6 June 2006 | Coventry
Vincent Price is the KING...of agony!
In between basing no less than seven movies on the wondrously macabre writings of author Edgar Allan Poe, the mega-versatile cinema wizard Roger Corman also found the the time to adapt a famous William Shakespeare play and turn it into an effectively creepy and atmospheric 60's chiller. The greatest actor who ever walked the earth Vincent Price, who else? plays another malicious but emotionally tormented protagonist in the English kingdom of the late 15th century. He is Richard Plantagenet, unlikely to ever inherit the throne in a righteous way, but willing to kill blood relatives in order to become King of all England.

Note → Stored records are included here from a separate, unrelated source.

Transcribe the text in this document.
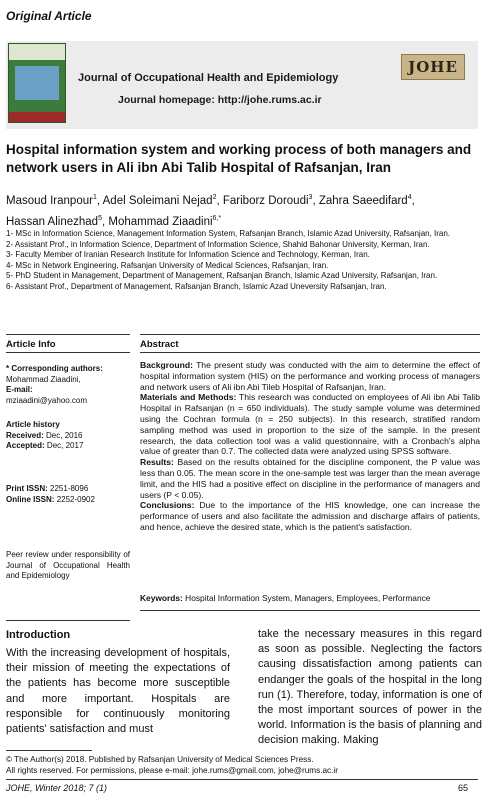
Original Article
Journal of Occupational Health and Epidemiology
Journal homepage: http://johe.rums.ac.ir
JOHE
Hospital information system and working process of both managers and network users in Ali ibn Abi Talib Hospital of Rafsanjan, Iran
Masoud Iranpour$^1$, Adel Soleimani Nejad$^2$, Fariborz Doroudi$^3$, Zahra Saeedifard$^4$,
Hassan Alinezhad$^5$, Mohammad Ziaadini$^{6,*}$
1- MSc in Information Science, Management Information System, Rafsanjan Branch, Islamic Azad University, Rafsanjan, Iran.
2- Assistant Prof., in Information Science, Department of Information Science, Shahid Bahonar University, Kerman, Iran.
3- Faculty Member of Iranian Research Institute for Information Science and Technology, Kerman, Iran.
4- MSc in Network Engineering, Rafsanjan University of Medical Sciences, Rafsanjan, Iran.
5- PhD Student in Management, Department of Management, Rafsanjan Branch, Islamic Azad University, Rafsanjan, Iran.
6- Assistant Prof., Department of Management, Rafsanjan Branch, Islamic Azad Uneversity Rafsanjan, Iran.
Article Info	Abstract
* Corresponding authors:
Mohammad Ziaadini,
E-mail:
mziaadini@yahoo.com
Article history
Received: Dec, 2016
Accepted: Dec, 2017
Print ISSN: 2251-8096
Online ISSN: 2252-0902
Peer review under responsibility of Journal of Occupational Health and Epidemiology

Background: The present study was conducted with the aim to determine the effect of hospital information system (HIS) on the performance and working process of managers and network users of Ali ibn Abi Tileb Hospital of Rafsanjan, Iran.

Materials and Methods: This research was conducted on employees of Ali ibn Abi Talib Hospital in Rafsanjan (n = 650 individuals). The study sample volume was determined using the Cochran formula (n = 250 subjects). In this research, stratified random sampling method was used in proportion to the size of the sample. In the present research, the data collection tool was a valid questionnaire, with a Cronbach's alpha value of greater than 0.7. The collected data were analyzed using SPSS software.

Results: Based on the results obtained for the discipline component, the P value was less than 0.05. The mean score in the one-sample test was larger than the mean average limit, and the HIS had a positive effect on discipline in the performance of managers and users (P < 0.05).

Conclusions: Due to the importance of the HIS knowledge, one can increase the performance of users and also facilitate the admission and discharge affairs of patients, and hence, achieve the desired state, which is the patient's satisfaction.

Keywords: Hospital Information System, Managers, Employees, Performance
Introduction
With the increasing development of hospitals, their mission of meeting the expectations of the patients has become more susceptible and more important. Hospitals are responsible for continuously monitoring patients' satisfaction and must
take the necessary measures in this regard as soon as possible. Neglecting the factors causing dissatisfaction among patients can endanger the goals of the hospital in the long run (1). Therefore, today, information is one of the most important sources of power in the world. Information is the basis of planning and decision making. Making
© The Author(s) 2018. Published by Rafsanjan University of Medical Sciences Press.
All rights reserved. For permissions, please e-mail: johe.rums@gmail.com, johe@rums.ac.ir
JOHE, Winter 2018; 7 (1)	65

But immediately after murdering his own brother and other innocent people that stand in his way, the restless spirits of his victims come back to haunt him in visions. "Tower of London" is a fascinating history lesson, perhaps not very accurate, but at least vastly entertaining and providing more than enough genuine frights and atmosphere. Continuously descending further into madness, sir Richard submits his victims to uncanny medieval torture devices, like a stretching-rack and a rat cage that gets placed on a poor guy's head. The photography is in stylish black & white, the costumes are downright enchanting and the use of medieval vocabulary sounded like pure music to my ears. Vincent Price is amazing, as always, portraying the historical madman that also suffered from a hereditary handicap. The performances of the supportive cast are sadly a bit hammy. For some reason and unlike most other masterpieces starring Price, this baby is rather difficult to find but definitely worth searching for. A must for fans of classic horror.